There are still plenty of high-quality companies worth invest in China despite the country’s slowing economy and the US-China trade war, according to Guinness Asset Management.
The firm’s co-manager for its Asian equity income fund, Edmund Harriss, said the best opportunities remained in China, Hong Kong and Taiwan, compared to the rest of Asia.
“China has been transformed in terms of its manufacturing capabilities, from producing basic and non-complex products like textiles, to far more sophisticated products,” he said.
“Indeed, computers are now China’s biggest export and it also produces many other consumer electronics such as smart phones as well as complex industrial machinery.”
Harriss noted that the country was also building strong capabilities in automobile manufacture.
“Whist the trade war has caused some short-term disruption for China in terms of uncertainty, in the long run, we believe China’s continued growth will prevail,” he said.
Long-term prospects
In the immediate term, the fund manager said the country now had orthodox economic responses to currency weakness, bad debt, and overall deceleration of economic growth, and not by “a politically-driven release of extra liquidity”.

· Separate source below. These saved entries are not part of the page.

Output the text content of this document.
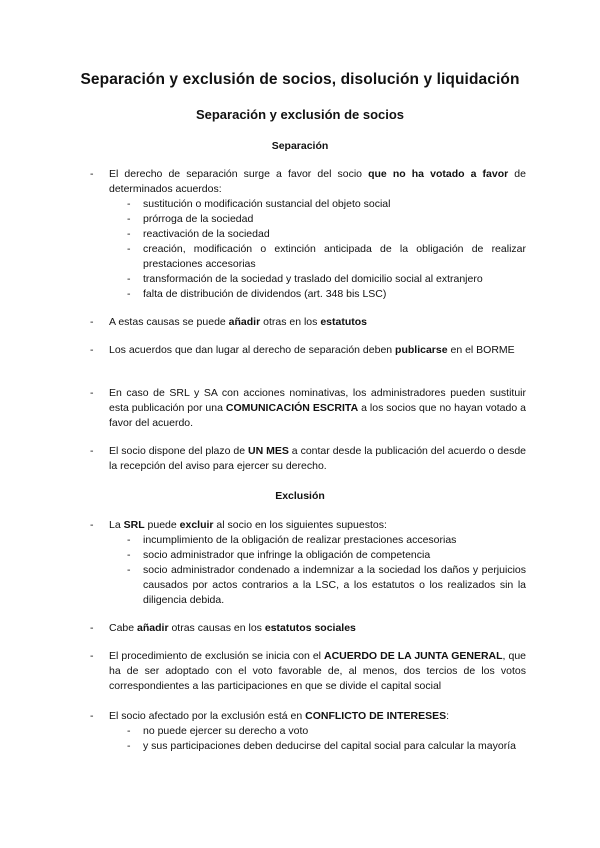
Separación y exclusión de socios, disolución y liquidación
Separación y exclusión de socios
Separación
- El derecho de separación surge a favor del socio que no ha votado a favor de determinados acuerdos:
- sustitución o modificación sustancial del objeto social
- prórroga de la sociedad
- reactivación de la sociedad
- creación, modificación o extinción anticipada de la obligación de realizar prestaciones accesorias
- transformación de la sociedad y traslado del domicilio social al extranjero
- falta de distribución de dividendos (art. 348 bis LSC)
- A estas causas se puede añadir otras en los estatutos
- Los acuerdos que dan lugar al derecho de separación deben publicarse en el BORME
- En caso de SRL y SA con acciones nominativas, los administradores pueden sustituir esta publicación por una COMUNICACIÓN ESCRITA a los socios que no hayan votado a favor del acuerdo.
- El socio dispone del plazo de UN MES a contar desde la publicación del acuerdo o desde la recepción del aviso para ejercer su derecho.
Exclusión
- La SRL puede excluir al socio en los siguientes supuestos:
- incumplimiento de la obligación de realizar prestaciones accesorias
- socio administrador que infringe la obligación de competencia
- socio administrador condenado a indemnizar a la sociedad los daños y perjuicios causados por actos contrarios a la LSC, a los estatutos o los realizados sin la diligencia debida.
- Cabe añadir otras causas en los estatutos sociales
- El procedimiento de exclusión se inicia con el ACUERDO DE LA JUNTA GENERAL, que ha de ser adoptado con el voto favorable de, al menos, dos tercios de los votos correspondientes a las participaciones en que se divide el capital social
- El socio afectado por la exclusión está en CONFLICTO DE INTERESES:
- no puede ejercer su derecho a voto
- y sus participaciones deben deducirse del capital social para calcular la mayoría
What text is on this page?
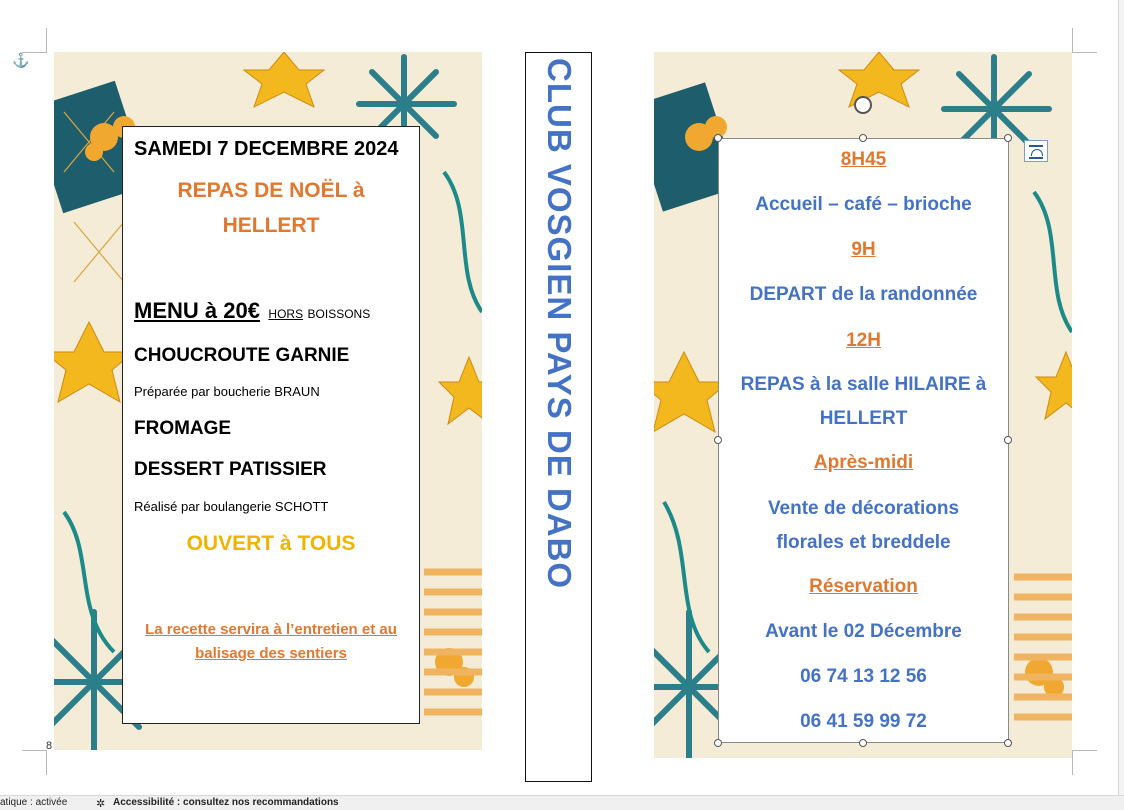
⚓
8
SAMEDI 7 DECEMBRE 2024
REPAS DE NOËL à
HELLERT
MENU à 20€ HORS BOISSONS
CHOUCROUTE GARNIE
Préparée par boucherie BRAUN
FROMAGE
DESSERT PATISSIER
Réalisé par boulangerie SCHOTT
OUVERT à TOUS
La recette servira à l’entretien et au
balisage des sentiers
CLUB VOSGIEN PAYS DE DABO	8H45
Accueil – café – brioche
9H
DEPART de la randonnée
12H
REPAS à la salle HILAIRE à
HELLERT
Après-midi
Vente de décorations
florales et breddele
Réservation
Avant le 02 Décembre
06 74 13 12 56
06 41 59 99 72
atique : activée	✲ Accessibilité : consultez nos recommandations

“This Asian wealth is underpinned by long‐term industrial policies that have made the region a manufacturing hub in global production,” he said.
“The upgrading of skills, capacity and efficiency have brought with them higher wages and rising investment into long‐term productive assets.
“Corporate China now focuses relentlessly on the quality and utility investment to deliver long‐term growth over the next 20 to 50 years.”
Harriss noted the poor sentiment for Asian markets created an undervaluation of the long-term operational superiority of businesses that would be delivered in the form of profits and dividends over the next three, five, 10 years, and beyond.